Training Calls from Hades
July 30, 2010To understand the types of calls we receive on the financial helpline, new-to-the-firm CFP’s (not the same as new CFP’s – every planner here at Financial Finesse has at least a decade of experience in financial planning) listen to a lot of recorded conversations with our partner firms. Some of the biggest names in the S&P are our clients, or partners. Their employees call our team of financial planners on topics ranging from consideration of bankruptcy & mortgage foreclosure through how to handle the tax treatment of a sophisticated international investment or deal with how to reduce taxes on a very large estate. When the phone rings, we don’t know if you are teetering on the brink of financial disaster or if you are dealing with complex tax issues. Every call is unique. There is no “typical” caller. I think that it’s good to be a little schizophrenic to work on our helpline, but that may just be the voices in my head talking ….

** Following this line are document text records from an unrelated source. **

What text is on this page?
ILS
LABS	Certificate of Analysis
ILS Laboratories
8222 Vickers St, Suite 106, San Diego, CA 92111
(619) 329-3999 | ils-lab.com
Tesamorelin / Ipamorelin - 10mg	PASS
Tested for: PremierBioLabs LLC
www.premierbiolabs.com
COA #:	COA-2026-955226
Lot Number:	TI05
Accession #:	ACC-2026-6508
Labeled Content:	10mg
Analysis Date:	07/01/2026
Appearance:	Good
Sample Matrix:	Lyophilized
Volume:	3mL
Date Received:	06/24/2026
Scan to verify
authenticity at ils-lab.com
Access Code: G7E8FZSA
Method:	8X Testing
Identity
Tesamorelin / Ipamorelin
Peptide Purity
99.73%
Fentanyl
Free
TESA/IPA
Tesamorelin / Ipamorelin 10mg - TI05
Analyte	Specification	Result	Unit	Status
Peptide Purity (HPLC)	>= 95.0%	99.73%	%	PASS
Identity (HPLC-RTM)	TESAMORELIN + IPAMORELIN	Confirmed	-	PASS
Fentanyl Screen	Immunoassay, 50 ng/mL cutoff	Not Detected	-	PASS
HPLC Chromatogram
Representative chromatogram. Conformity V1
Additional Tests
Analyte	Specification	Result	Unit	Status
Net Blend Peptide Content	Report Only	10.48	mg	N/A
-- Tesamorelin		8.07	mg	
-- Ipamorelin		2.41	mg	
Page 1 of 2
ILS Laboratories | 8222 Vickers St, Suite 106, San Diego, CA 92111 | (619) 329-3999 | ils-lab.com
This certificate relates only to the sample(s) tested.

Anyway, as a big part of our training we listen to hours and hours of calls to understand the issues that we deal with on a regular basis, to hear how our seasoned planners subtly coach the callers without making decisions for them, and deal with the emotional side of a caller’s situation. Many callers are in a state of mind that does not allow them to think clearly, either because of distress (foreclosure, bankruptcy, severe credit issues, etc.) or euphoria & confusion (estate tax issues, stock option planning, inheritance, etc.). In order to make progress with the caller’s financial situation, the emotional side must be handled first.
After we listen to hours of calls, our more tenured get to torture the new planners. OK, torture may be a bit too harsh. It’s called training when you are a tenured planner, it’s called hazing, torture, or calls from Hades (or something like that) when you are the newbie. Whether it’s adapting to someone who just wants answers ASAP, if not sooner, or someone calling in tears, the planners always have a few tricks up their sleeves for us new kids on the block (even when we’re not exactly kids). The amazing part – they are all using a call that came into the helpline recently and that they had to handle personally. It’s a 2-fold training! New folks get to handle a call that we will inevitably take in real life, but we get to make mistakes in the context of training and with fellow employees. The tenured planners use these training calls to improve their skills and see if a new person, with a perspective as an “outsider,” does something in the call that they wish they had done with the benefit of hindsight. It’s a brilliant way to train both the caller and the new employee.
As my friend Nancy said in her July 12th blog post “When Good Is Not Good Enough” – good isn’t good enough. Training never stops around here. Even when you’re training “the new guy” – me in this case – the learning never stops. I don’t know how we got to this point with training, but it’s one of my goals to find out shortly how we evolved into this process. It is why on a scale of 1 to 5, where most people would be thrilled with a 4, the planners at Financial Finesse are bummed when they get a 4.7 or 4.8. They wonder what they could have done to get that last .2 or .3. Where did we fall short? What could we have done better? And, that becomes the basis for the next training call.
It feels like hazing. It feels like torture. But, when the real calls started coming in, I had the tools to handle some pretty tough calls. In my 2nd week after training, I had a call from a woman who was evicted from her apartment and was living in her car with her young son, and I helped her plan a path back to having a safe place to raise her son – which was my toughest call in real life, but a training call during my 6 weeks of training prepared me very well to handle this caller. By the time we ended the call, we had developed 3 or 4 strategies that should help her regain her footing financially and had a resource to help her find temporary shelter for her family.
Without our very demanding training calls, I would have been stupefied by her call and would not have known what to do. It would have been a train wreck and my scores would have reflected that. I was never happy when I had a series of training calls on my calendar, but in hindsight that is what gave me the skills and confidence to handle virtually any situation that comes up on the helpline.